As a follow-up, Pryde says a company should also be able to provide a bank with financial statements – including future projections. This, he says is “so the bank can take a view on what it’s going to look like in three years’ time.”
Waterman Capital’s Lance Jenkins says he sees another challenge: engaging in the initial conversation about capital raising, and making sure both sides understand it. “To engage in that partnership, we need to spend time and energy having multiple conversations.”
Those are some things that need to be done to help raise capital. But what about organisations that are at the proverbial coal face that are doing it on a regular basis? They were at James & Wells’ roadshows, too.
Sequent’s Graham Grant says his company launched a programme about 10
years ago to make sure it is always ready for potential investment. “We felt it was just good practise and good housekeeping to be in that state of readiness.”
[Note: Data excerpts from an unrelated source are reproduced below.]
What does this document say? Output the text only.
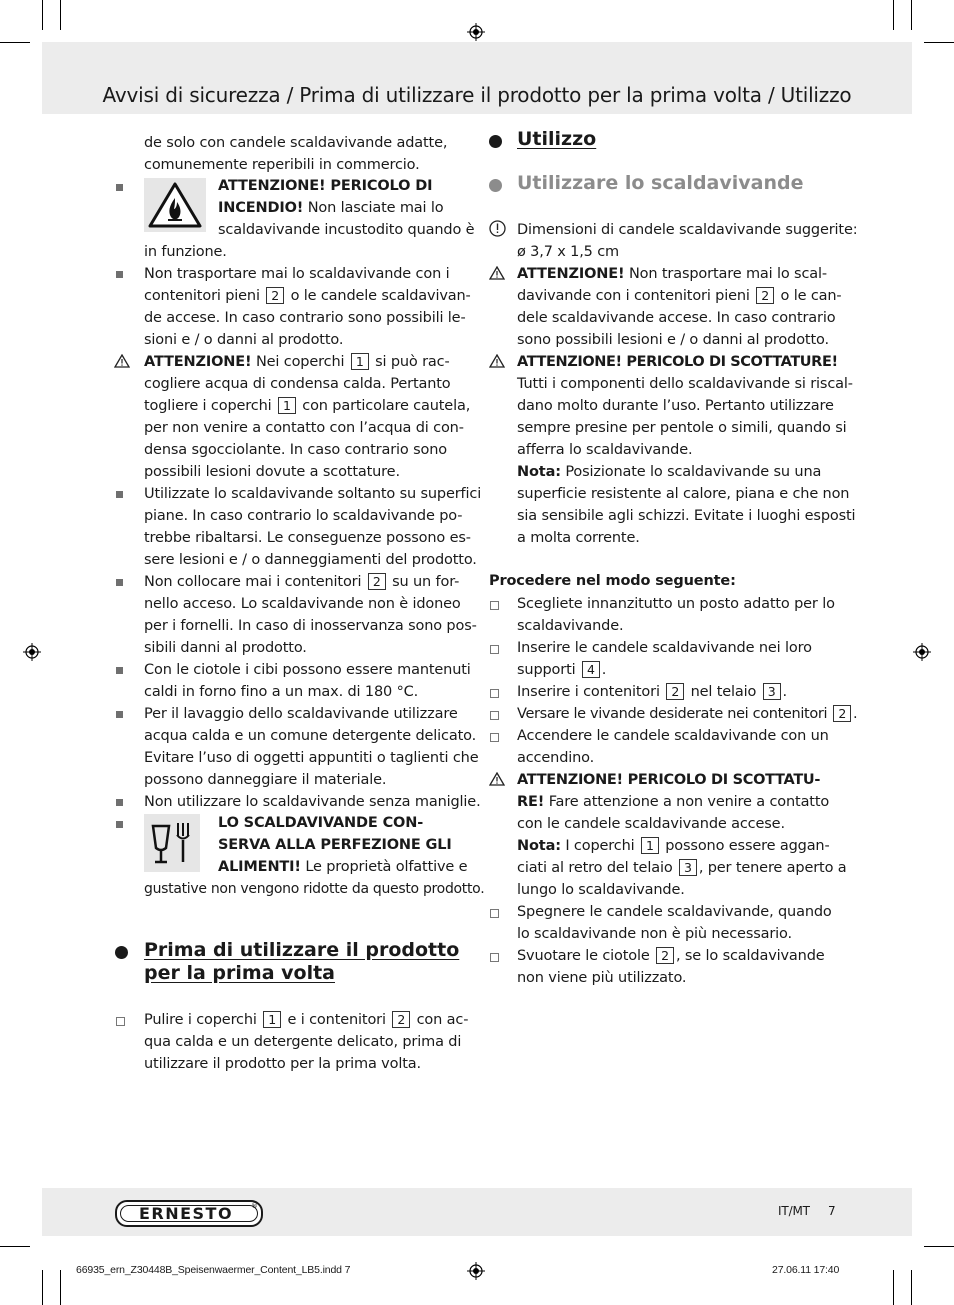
Avvisi di sicurezza / Prima di utilizzare il prodotto per la prima volta / Utilizzo
de solo con candele scaldavivande adatte,
comunemente reperibili in commercio.
ATTENZIONE! PERICOLO DI
INCENDIO! Non lasciate mai lo
scaldavivande incustodito quando è
in funzione.
Non trasportare mai lo scaldavivande con i
contenitori pieni 2 o le candele scaldavivan-
de accese. In caso contrario sono possibili le-
sioni e / o danni al prodotto.
ATTENZIONE! Nei coperchi 1 si può rac-
cogliere acqua di condensa calda. Pertanto
togliere i coperchi 1 con particolare cautela,
per non venire a contatto con l’acqua di con-
densa sgocciolante. In caso contrario sono
possibili lesioni dovute a scottature.
Utilizzate lo scaldavivande soltanto su superfici
piane. In caso contrario lo scaldavivande po-
trebbe ribaltarsi. Le conseguenze possono es-
sere lesioni e / o danneggiamenti del prodotto.
Non collocare mai i contenitori 2 su un for-
nello acceso. Lo scaldavivande non è idoneo
per i fornelli. In caso di inosservanza sono pos-
sibili danni al prodotto.
Con le ciotole i cibi possono essere mantenuti
caldi in forno fino a un max. di 180 °C.
Per il lavaggio dello scaldavivande utilizzare
acqua calda e un comune detergente delicato.
Evitare l’uso di oggetti appuntiti o taglienti che
possono danneggiare il materiale.
Non utilizzare lo scaldavivande senza maniglie.
LO SCALDAVIVANDE CON-
SERVA ALLA PERFEZIONE GLI
ALIMENTI! Le proprietà olfattive e
gustative non vengono ridotte da questo prodotto.
Prima di utilizzare il prodotto
per la prima volta
Pulire i coperchi 1 e i contenitori 2 con ac-
qua calda e un detergente delicato, prima di
utilizzare il prodotto per la prima volta.
Utilizzo
Utilizzare lo scaldavivande
Dimensioni di candele scaldavivande suggerite:
ø 3,7 x 1,5 cm
ATTENZIONE! Non trasportare mai lo scal-
davivande con i contenitori pieni 2 o le can-
dele scaldavivande accese. In caso contrario
sono possibili lesioni e / o danni al prodotto.
ATTENZIONE! PERICOLO DI SCOTTATURE!
Tutti i componenti dello scaldavivande si riscal-
dano molto durante l’uso. Pertanto utilizzare
sempre presine per pentole o simili, quando si
afferra lo scaldavivande.
Nota: Posizionate lo scaldavivande su una
superficie resistente al calore, piana e che non
sia sensibile agli schizzi. Evitate i luoghi esposti
a molta corrente.
Procedere nel modo seguente:
Scegliete innanzitutto un posto adatto per lo
scaldavivande.
Inserire le candele scaldavivande nei loro
supporti 4 .
Inserire i contenitori 2 nel telaio 3 .
Versare le vivande desiderate nei contenitori 2 .
Accendere le candele scaldavivande con un
accendino.
ATTENZIONE! PERICOLO DI SCOTTATU-
RE! Fare attenzione a non venire a contatto
con le candele scaldavivande accese.
Nota: I coperchi 1 possono essere aggan-
ciati al retro del telaio 3 , per tenere aperto a
lungo lo scaldavivande.
Spegnere le candele scaldavivande, quando
lo scaldavivande non è più necessario.
Svuotare le ciotole 2 , se lo scaldavivande
non viene più utilizzato.
ERNESTO	®	IT/MT 7
66935_ern_Z30448B_Speisenwaermer_Content_LB5.indd 7	27.06.11 17:40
Grant adds that about two years ago, the company tweaked its systems and processes even further. And it wasn’t just financials – it was also looking at what intellectual property (IP) agreements it had to make sure no-one could rip-off their IP and make money from it. But he does emphasise the need to have your finances in order. “You can have a great story, but if the evidence isn’t there to support your story, it becomes a bag of holes.”
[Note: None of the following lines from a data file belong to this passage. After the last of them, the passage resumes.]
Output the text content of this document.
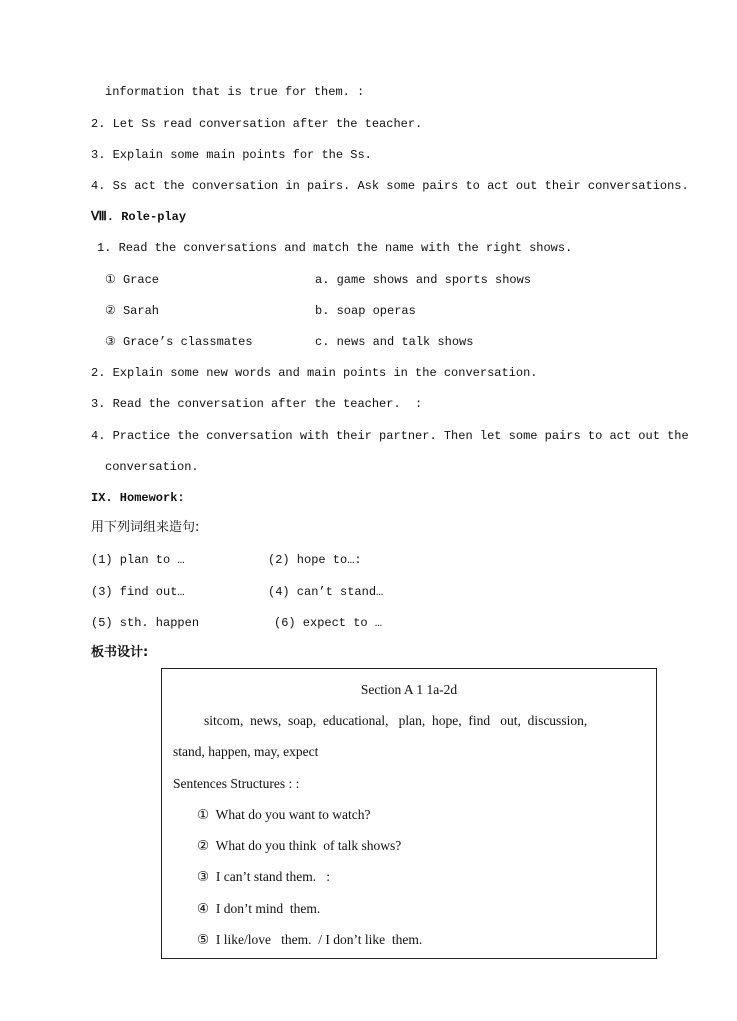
information that is true for them. :
2. Let Ss read conversation after the teacher.
3. Explain some main points for the Ss.
4. Ss act the conversation in pairs. Ask some pairs to act out their conversations.
Ⅷ. Role-play
1. Read the conversations and match the name with the right shows.
① Grace	a. game shows and sports shows
② Sarah	b. soap operas
③ Grace’s classmates	c. news and talk shows
2. Explain some new words and main points in the conversation.
3. Read the conversation after the teacher.  :
4. Practice the conversation with their partner. Then let some pairs to act out the
conversation.
IX. Homework:
用下列词组来造句:
(1) plan to …	(2) hope to…:
(3) find out…	(4) can’t stand…
(5) sth. happen	(6) expect to …
板书设计:
Section A 1 1a-2d
sitcom,  news,  soap,  educational,   plan,  hope,  find   out,  discussion,
stand, happen, may, expect
Sentences Structures : :
①  What do you want to watch?
②  What do you think  of talk shows?
③  I can’t stand them.   :
④  I don’t mind  them.
⑤  I like/love   them.  / I don’t like  them.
Being ready for investment and to raise capital could be more critical than ever – especially since Colin McKinnon, of the New Zealand Private Equity & Venture Capital Association, says there appears to be an appetite for investment in New Zealand companies. “New Zealand’s private equity and venture capital environment is very strong at the smaller end, around the angels and venture capital funds,” he says. “We’ve also got a very strong and vibrant private equity ecosystem, with a lot of funds that are investing in midmarket companies. Where we’re short of funding in New Zealand is in the five to ten-million-dollar, later-stage venture capital. But in recent times there’s been a lot of interest from offshore.”
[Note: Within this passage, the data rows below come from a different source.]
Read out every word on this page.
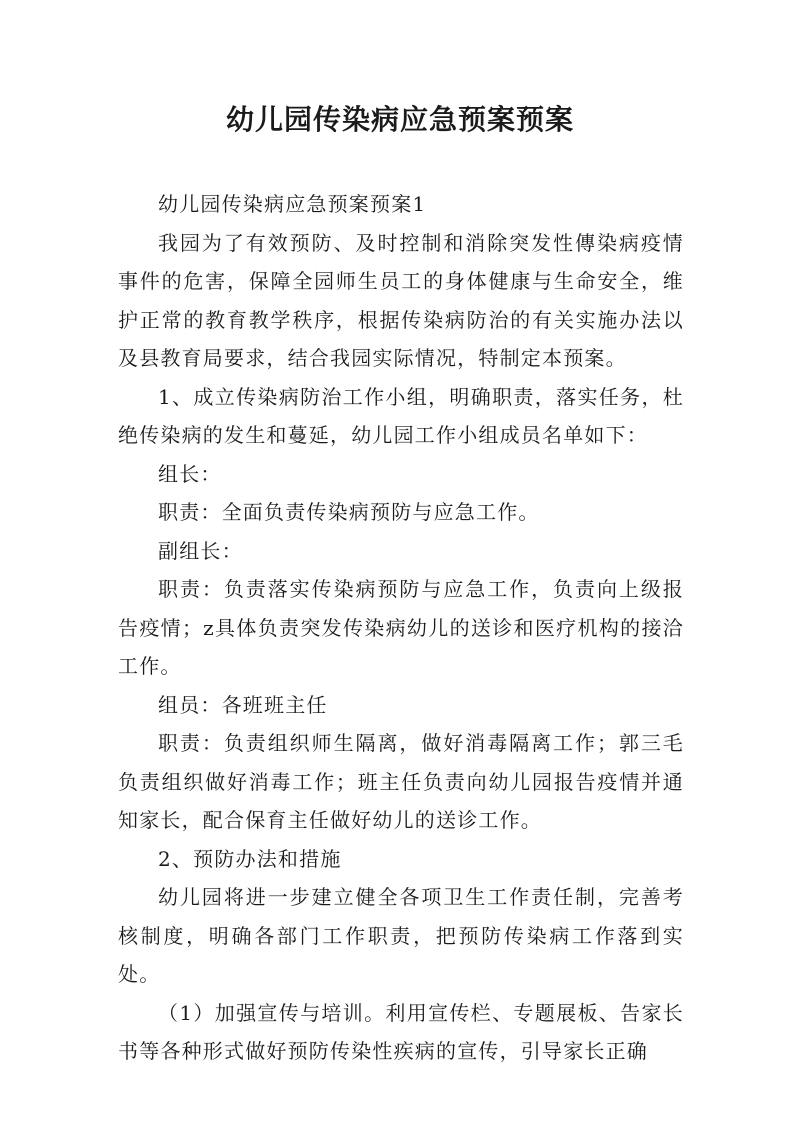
幼儿园传染病应急预案预案

幼儿园传染病应急预案预案1

我园为了有效预防、及时控制和消除突发性傳染病疫情事件的危害，保障全园师生员工的身体健康与生命安全，维护正常的教育教学秩序，根据传染病防治的有关实施办法以及县教育局要求，结合我园实际情况，特制定本预案。

1、成立传染病防治工作小组，明确职责，落实任务，杜绝传染病的发生和蔓延，幼儿园工作小组成员名单如下：

组长：

职责：全面负责传染病预防与应急工作。

副组长：

职责：负责落实传染病预防与应急工作，负责向上级报告疫情；z具体负责突发传染病幼儿的送诊和医疗机构的接洽工作。

组员：各班班主任

职责：负责组织师生隔离，做好消毒隔离工作；郭三毛负责组织做好消毒工作；班主任负责向幼儿园报告疫情并通知家长，配合保育主任做好幼儿的送诊工作。

2、预防办法和措施

幼儿园将进一步建立健全各项卫生工作责任制，完善考核制度，明确各部门工作职责，把预防传染病工作落到实处。

（1）加强宣传与培训。利用宣传栏、专题展板、告家长书等各种形式做好预防传染性疾病的宣传，引导家长正确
It may sometimes get pilloried, but McKinnon says Aotearoa’s famed “six degrees of separation” is also an asset. He says businesses and entrepreneurs can more easily build a personal connection with potential investors since they might already know each other or know some of the same people, making it easier to raise capital.
Loveblock’s Erica Crawford says when her company was sold, one of its key assets was the name – which was heavily protected by IP. That’s the advice she has for other businesses and entrepreneurs, too: the importance of having IP, and being able to use it to make money.
Get your financial house in order. Make sure you have IP. That’s the advice of James & Wells’ Carrick Robinson – no matter what your end goal is. “It is critical to have IP when it comes to raising capital,” he says. “For a lot of businesses, intellectual property is the only primary asset they have. If they don’t have that intellectual property properly defined and protected, then it will be very difficult to gain investment. Investors are going to want to see what they’re investing in. If that’s the only asset, the intellectual property, then that needs to be really clearly defined and protected wherever possible.”
Here’s the thing about events: they begin, and then they end. Again, that’s exactly what James & Wells’ roadshow was not. Meant to be the beginning of an ongoing dialogue, networking was a strong component of the roadshow. And that’s not just networking among the participants: it was also about networking with James & Wells, too.
Considering intellectual property is their business (along with patents, trade marks, designs, commercialisation and litigation), it sounds like a pretty good connection to make.